Saint-Rambert-en-Bugey (Ain)
From our special correspondent
Here is Nathalie, who has already put some vegetables in her shopping bag and comes under the awning of the second vehicle. “How are you, Natalie? What do you want for protein? Chopped steaks? Do you need eggs? We have cans of tuna and mackerel if you want”, asks Pascal, who, thanks to a small plastic abacus, designed with a 3D printer by Claude, scrolls the points. In the Restos system, Nathalie, who lives with her two daughters aged 22 and 24, one of whom is disabled, is entitled to 18 points.
“It will last the week”, believes this 47-year-old woman. She lost her job at the Ligne Roset furniture factory, where she worked for eighteen years and since then “I’m struggling to make ends meet” explains the one who, despite several training courses, has been at the RSA for five years. But there is no way to get food aid at the Restos d’Ambérieu center, 11 km away, because Nathalie, who is currently passing the code, does not have a car.
“Our volunteers have found it difficult to reach certain rural audiences who are in some way in the black spots when it comes to social services, explains Patrice Douret, the president of Restos du Coeur. So some decided to meet them with vans. » If the first itinerant Restos center was created in 1998 in Sarthe, the movement has developed especially since 2017, when that of Ain was born – initially to overcome a difficulty in finding premises.
Now, the Restos have 37 and identify 38 new implementation projects. “With the rise in the price of food and gasoline, the needs are growing”resumes Patrice Douret, who specifies that, like the fixed centers, the itinerant sites “are also designed as entry points to direct those received who wish to do so towards other services”, such as assistance with administrative procedures or referral to employment assistance (read the marks).

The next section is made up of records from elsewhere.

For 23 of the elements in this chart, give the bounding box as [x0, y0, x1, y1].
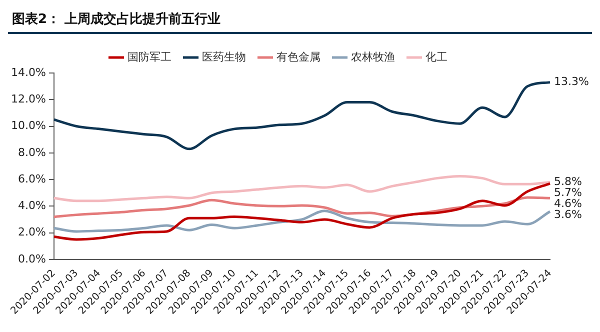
y-tick-label: 14.0%: [10, 66, 46, 79]
legend-label: 有色金属: [276, 50, 320, 64]
y-tick-label: 4.0%: [18, 199, 46, 212]
annotation: 5.8%: [554, 175, 582, 188]
annotation: 5.7%: [554, 186, 582, 200]
chart-title: 图表2： 上周成交占比提升前五行业: [8, 8, 592, 34]
y-tick-label: 8.0%: [18, 146, 46, 159]
line-series: [52, 81, 552, 150]
y-tick-label: 2.0%: [18, 226, 46, 239]
legend-label: 医药生物: [202, 50, 246, 64]
legend-label: 国防军工: [127, 50, 172, 64]
line-series: [52, 210, 552, 233]
annotation: 3.6%: [554, 208, 582, 222]
y-tick-label: 12.0%: [10, 92, 46, 106]
legend-label: 化工: [425, 50, 448, 64]
y-tick-label: 10.0%: [10, 119, 46, 132]
legend-label: 农林牧渔: [350, 50, 395, 64]
line-series: [52, 174, 552, 202]
y-tick-label: 0.0%: [18, 252, 46, 266]
annotation: 13.3%: [554, 75, 589, 88]
line-series: [52, 182, 552, 241]
y-tick-label: 6.0%: [18, 172, 46, 186]
annotation: 4.6%: [554, 197, 582, 210]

In 2020 and 2021, 220 people, including 107 families, were supplied by the “Bugey Itinérant” restaurant service in five rural municipalities. “We are in deep Bugey here, there are a lot of people who need help but they could not necessarily come to our fixed centers because they are not transported or they have trouble paying for petrol”, confirms Bruno Langlois, one of the 23 volunteers invested in this mission.
It’s not Marilou who will contradict him. Met in Tenay, a village nestled against a cliff and second stop of the day for “Bugey Itinérant”, this 25-year-old pregnant woman, who has just been diagnosed with a herniated disc, announces: “The car has just let us go”. It is not the good moment. If Marilou has been unemployed for two years, her spouse has just started a new job. And the couple, who are several months behind in rent and are in trouble with their landlord, cannot afford to lose it. “If I didn’t have the Restaurants, well, I don’t know… Maybe I wouldn’t eat”, she predicts.